Disruption-tolerant networks (DTNs) are sparse mobile ad hoc networks where nodes connect with each other intermittently and end-to-end communication paths do not exist. Data routing in DTNs is challenging and has drawn much attention from research communities recently. Although many DTN routing strategies have been proposed in the past, they confront problems such as blind spots and dead ends and lack efficient implementation in a decentralized, large-scale, mobile, and dynamic environment. To overcome these difficulties, we introduce a new solution for DTNs that leverages the social properties and mobility characteristics of users. Our observation of the mobile trajectories of three data sets collected from real DTNs reveals that user movements appear locally and they tend to form communities correlated to geographic locations. Based on these findings, we propose a social- and mobile-aware routing strategy (SMART). It exploits a distributed community partitioning algorithm to divide the DTN into smaller communities regarding user locations and interaction routines. For intracommunity communications, a decayed routing metric convoluting social similarity and social centrality is calculated, which is used to decide forwarding node efficiently while avoiding the blind-spot and dead-end problems.

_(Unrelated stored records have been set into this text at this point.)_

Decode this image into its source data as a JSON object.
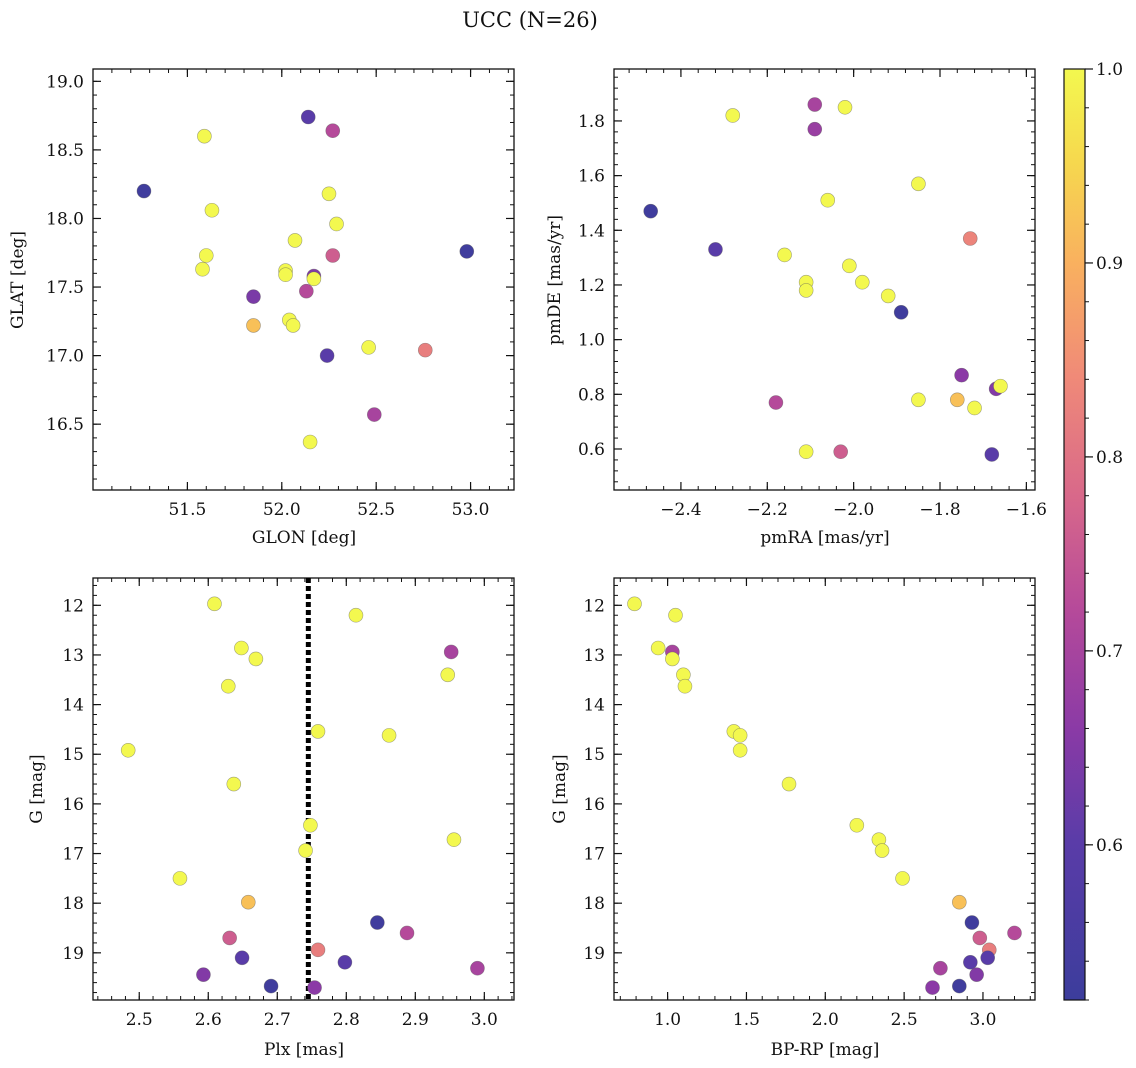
{
  "figure": {
    "title": "UCC (N=26)",
    "colorbar": {
      "ticks": [
        "0.6",
        "0.7",
        "0.8",
        "0.9",
        "1.0"
      ],
      "tick_values": [
        0.6,
        0.7,
        0.8,
        0.9,
        1.0
      ],
      "range": [
        0.52,
        1.0
      ],
      "colormap": "plasma"
    }
  },
  "chart_data": [
    {
      "type": "scatter",
      "xlabel": "GLON [deg]",
      "ylabel": "GLAT [deg]",
      "xlim": [
        51.0,
        53.23
      ],
      "ylim": [
        16.02,
        19.09
      ],
      "y_inverted": false,
      "xticks": [
        "51.5",
        "52.0",
        "52.5",
        "53.0"
      ],
      "xtick_values": [
        51.5,
        52.0,
        52.5,
        53.0
      ],
      "yticks": [
        "16.5",
        "17.0",
        "17.5",
        "18.0",
        "18.5",
        "19.0"
      ],
      "ytick_values": [
        16.5,
        17.0,
        17.5,
        18.0,
        18.5,
        19.0
      ],
      "points": [
        {
          "x": 51.27,
          "y": 18.2,
          "c": 0.53
        },
        {
          "x": 51.59,
          "y": 18.6,
          "c": 1.0
        },
        {
          "x": 51.63,
          "y": 18.06,
          "c": 1.0
        },
        {
          "x": 51.6,
          "y": 17.73,
          "c": 1.0
        },
        {
          "x": 51.58,
          "y": 17.63,
          "c": 1.0
        },
        {
          "x": 51.85,
          "y": 17.43,
          "c": 0.64
        },
        {
          "x": 51.85,
          "y": 17.22,
          "c": 0.92
        },
        {
          "x": 52.02,
          "y": 17.62,
          "c": 1.0
        },
        {
          "x": 52.02,
          "y": 17.59,
          "c": 1.0
        },
        {
          "x": 52.07,
          "y": 17.84,
          "c": 1.0
        },
        {
          "x": 52.04,
          "y": 17.26,
          "c": 1.0
        },
        {
          "x": 52.06,
          "y": 17.22,
          "c": 1.0
        },
        {
          "x": 52.14,
          "y": 18.74,
          "c": 0.6
        },
        {
          "x": 52.27,
          "y": 18.64,
          "c": 0.72
        },
        {
          "x": 52.25,
          "y": 18.18,
          "c": 1.0
        },
        {
          "x": 52.29,
          "y": 17.96,
          "c": 1.0
        },
        {
          "x": 52.27,
          "y": 17.73,
          "c": 0.76
        },
        {
          "x": 52.17,
          "y": 17.58,
          "c": 0.65
        },
        {
          "x": 52.17,
          "y": 17.56,
          "c": 1.0
        },
        {
          "x": 52.13,
          "y": 17.47,
          "c": 0.72
        },
        {
          "x": 52.24,
          "y": 17.0,
          "c": 0.6
        },
        {
          "x": 52.46,
          "y": 17.06,
          "c": 1.0
        },
        {
          "x": 52.49,
          "y": 16.57,
          "c": 0.7
        },
        {
          "x": 52.15,
          "y": 16.37,
          "c": 1.0
        },
        {
          "x": 52.76,
          "y": 17.04,
          "c": 0.82
        },
        {
          "x": 52.98,
          "y": 17.76,
          "c": 0.53
        }
      ]
    },
    {
      "type": "scatter",
      "xlabel": "pmRA [mas/yr]",
      "ylabel": "pmDE [mas/yr]",
      "xlim": [
        -2.555,
        -1.58
      ],
      "ylim": [
        0.45,
        1.99
      ],
      "y_inverted": false,
      "xticks": [
        "−2.4",
        "−2.2",
        "−2.0",
        "−1.8",
        "−1.6"
      ],
      "xtick_values": [
        -2.4,
        -2.2,
        -2.0,
        -1.8,
        -1.6
      ],
      "yticks": [
        "0.6",
        "0.8",
        "1.0",
        "1.2",
        "1.4",
        "1.6",
        "1.8"
      ],
      "ytick_values": [
        0.6,
        0.8,
        1.0,
        1.2,
        1.4,
        1.6,
        1.8
      ],
      "points": [
        {
          "x": -2.47,
          "y": 1.47,
          "c": 0.53
        },
        {
          "x": -2.32,
          "y": 1.33,
          "c": 0.6
        },
        {
          "x": -2.28,
          "y": 1.82,
          "c": 1.0
        },
        {
          "x": -2.09,
          "y": 1.86,
          "c": 0.7
        },
        {
          "x": -2.02,
          "y": 1.85,
          "c": 1.0
        },
        {
          "x": -2.09,
          "y": 1.77,
          "c": 0.68
        },
        {
          "x": -1.85,
          "y": 1.57,
          "c": 1.0
        },
        {
          "x": -2.06,
          "y": 1.51,
          "c": 1.0
        },
        {
          "x": -1.73,
          "y": 1.37,
          "c": 0.83
        },
        {
          "x": -2.16,
          "y": 1.31,
          "c": 1.0
        },
        {
          "x": -2.01,
          "y": 1.27,
          "c": 1.0
        },
        {
          "x": -1.98,
          "y": 1.21,
          "c": 1.0
        },
        {
          "x": -2.11,
          "y": 1.21,
          "c": 1.0
        },
        {
          "x": -2.11,
          "y": 1.18,
          "c": 1.0
        },
        {
          "x": -1.92,
          "y": 1.16,
          "c": 1.0
        },
        {
          "x": -1.89,
          "y": 1.1,
          "c": 0.53
        },
        {
          "x": -1.75,
          "y": 0.87,
          "c": 0.66
        },
        {
          "x": -1.67,
          "y": 0.82,
          "c": 0.65
        },
        {
          "x": -1.66,
          "y": 0.83,
          "c": 1.0
        },
        {
          "x": -1.85,
          "y": 0.78,
          "c": 1.0
        },
        {
          "x": -1.76,
          "y": 0.78,
          "c": 0.92
        },
        {
          "x": -1.72,
          "y": 0.75,
          "c": 1.0
        },
        {
          "x": -2.18,
          "y": 0.77,
          "c": 0.72
        },
        {
          "x": -2.11,
          "y": 0.59,
          "c": 1.0
        },
        {
          "x": -2.03,
          "y": 0.59,
          "c": 0.76
        },
        {
          "x": -1.68,
          "y": 0.58,
          "c": 0.6
        }
      ]
    },
    {
      "type": "scatter",
      "xlabel": "Plx [mas]",
      "ylabel": "G [mag]",
      "xlim": [
        2.433,
        3.043
      ],
      "ylim": [
        19.95,
        11.45
      ],
      "y_inverted": true,
      "vline": {
        "x": 2.745,
        "style": "dotted"
      },
      "xticks": [
        "2.5",
        "2.6",
        "2.7",
        "2.8",
        "2.9",
        "3.0"
      ],
      "xtick_values": [
        2.5,
        2.6,
        2.7,
        2.8,
        2.9,
        3.0
      ],
      "yticks": [
        "12",
        "13",
        "14",
        "15",
        "16",
        "17",
        "18",
        "19"
      ],
      "ytick_values": [
        12,
        13,
        14,
        15,
        16,
        17,
        18,
        19
      ],
      "points": [
        {
          "x": 2.609,
          "y": 11.97,
          "c": 1.0
        },
        {
          "x": 2.814,
          "y": 12.2,
          "c": 1.0
        },
        {
          "x": 2.648,
          "y": 12.86,
          "c": 1.0
        },
        {
          "x": 2.669,
          "y": 13.08,
          "c": 1.0
        },
        {
          "x": 2.952,
          "y": 12.94,
          "c": 0.7
        },
        {
          "x": 2.947,
          "y": 13.4,
          "c": 1.0
        },
        {
          "x": 2.629,
          "y": 13.63,
          "c": 1.0
        },
        {
          "x": 2.759,
          "y": 14.54,
          "c": 1.0
        },
        {
          "x": 2.862,
          "y": 14.62,
          "c": 1.0
        },
        {
          "x": 2.484,
          "y": 14.92,
          "c": 1.0
        },
        {
          "x": 2.637,
          "y": 15.6,
          "c": 1.0
        },
        {
          "x": 2.748,
          "y": 16.43,
          "c": 1.0
        },
        {
          "x": 2.956,
          "y": 16.72,
          "c": 1.0
        },
        {
          "x": 2.741,
          "y": 16.94,
          "c": 1.0
        },
        {
          "x": 2.559,
          "y": 17.5,
          "c": 1.0
        },
        {
          "x": 2.658,
          "y": 17.98,
          "c": 0.92
        },
        {
          "x": 2.845,
          "y": 18.39,
          "c": 0.53
        },
        {
          "x": 2.631,
          "y": 18.7,
          "c": 0.76
        },
        {
          "x": 2.888,
          "y": 18.6,
          "c": 0.72
        },
        {
          "x": 2.759,
          "y": 18.94,
          "c": 0.82
        },
        {
          "x": 2.649,
          "y": 19.1,
          "c": 0.6
        },
        {
          "x": 2.798,
          "y": 19.19,
          "c": 0.6
        },
        {
          "x": 2.593,
          "y": 19.44,
          "c": 0.65
        },
        {
          "x": 2.99,
          "y": 19.31,
          "c": 0.7
        },
        {
          "x": 2.691,
          "y": 19.67,
          "c": 0.53
        },
        {
          "x": 2.754,
          "y": 19.7,
          "c": 0.66
        }
      ]
    },
    {
      "type": "scatter",
      "xlabel": "BP-RP [mag]",
      "ylabel": "G [mag]",
      "xlim": [
        0.66,
        3.33
      ],
      "ylim": [
        19.95,
        11.45
      ],
      "y_inverted": true,
      "xticks": [
        "1.0",
        "1.5",
        "2.0",
        "2.5",
        "3.0"
      ],
      "xtick_values": [
        1.0,
        1.5,
        2.0,
        2.5,
        3.0
      ],
      "yticks": [
        "12",
        "13",
        "14",
        "15",
        "16",
        "17",
        "18",
        "19"
      ],
      "ytick_values": [
        12,
        13,
        14,
        15,
        16,
        17,
        18,
        19
      ],
      "points": [
        {
          "x": 0.79,
          "y": 11.97,
          "c": 1.0
        },
        {
          "x": 1.05,
          "y": 12.2,
          "c": 1.0
        },
        {
          "x": 0.94,
          "y": 12.86,
          "c": 1.0
        },
        {
          "x": 1.03,
          "y": 12.94,
          "c": 0.7
        },
        {
          "x": 1.03,
          "y": 13.08,
          "c": 1.0
        },
        {
          "x": 1.1,
          "y": 13.4,
          "c": 1.0
        },
        {
          "x": 1.11,
          "y": 13.63,
          "c": 1.0
        },
        {
          "x": 1.42,
          "y": 14.54,
          "c": 1.0
        },
        {
          "x": 1.46,
          "y": 14.62,
          "c": 1.0
        },
        {
          "x": 1.46,
          "y": 14.92,
          "c": 1.0
        },
        {
          "x": 1.77,
          "y": 15.6,
          "c": 1.0
        },
        {
          "x": 2.2,
          "y": 16.43,
          "c": 1.0
        },
        {
          "x": 2.34,
          "y": 16.72,
          "c": 1.0
        },
        {
          "x": 2.36,
          "y": 16.94,
          "c": 1.0
        },
        {
          "x": 2.49,
          "y": 17.5,
          "c": 1.0
        },
        {
          "x": 2.85,
          "y": 17.98,
          "c": 0.92
        },
        {
          "x": 2.93,
          "y": 18.39,
          "c": 0.53
        },
        {
          "x": 2.98,
          "y": 18.7,
          "c": 0.76
        },
        {
          "x": 3.2,
          "y": 18.6,
          "c": 0.72
        },
        {
          "x": 3.04,
          "y": 18.94,
          "c": 0.82
        },
        {
          "x": 3.03,
          "y": 19.1,
          "c": 0.6
        },
        {
          "x": 2.92,
          "y": 19.19,
          "c": 0.6
        },
        {
          "x": 2.96,
          "y": 19.44,
          "c": 0.65
        },
        {
          "x": 2.73,
          "y": 19.31,
          "c": 0.7
        },
        {
          "x": 2.85,
          "y": 19.67,
          "c": 0.53
        },
        {
          "x": 2.68,
          "y": 19.7,
          "c": 0.66
        }
      ]
    }
  ]
}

To enable efficient intercommunity communications, we choose the fringe nodes that travel remotely as relays, and we propose the node-to-community utilities for routing decision across communities. We present empirical analysis to show that SMART reduces the occurrence of blind spots and dead ends to a level below 1%. The efficiency of SMART is evaluated by extensive trace-driven experiments, which illustrate that it outperforms other routing strategies in various real DTN traces.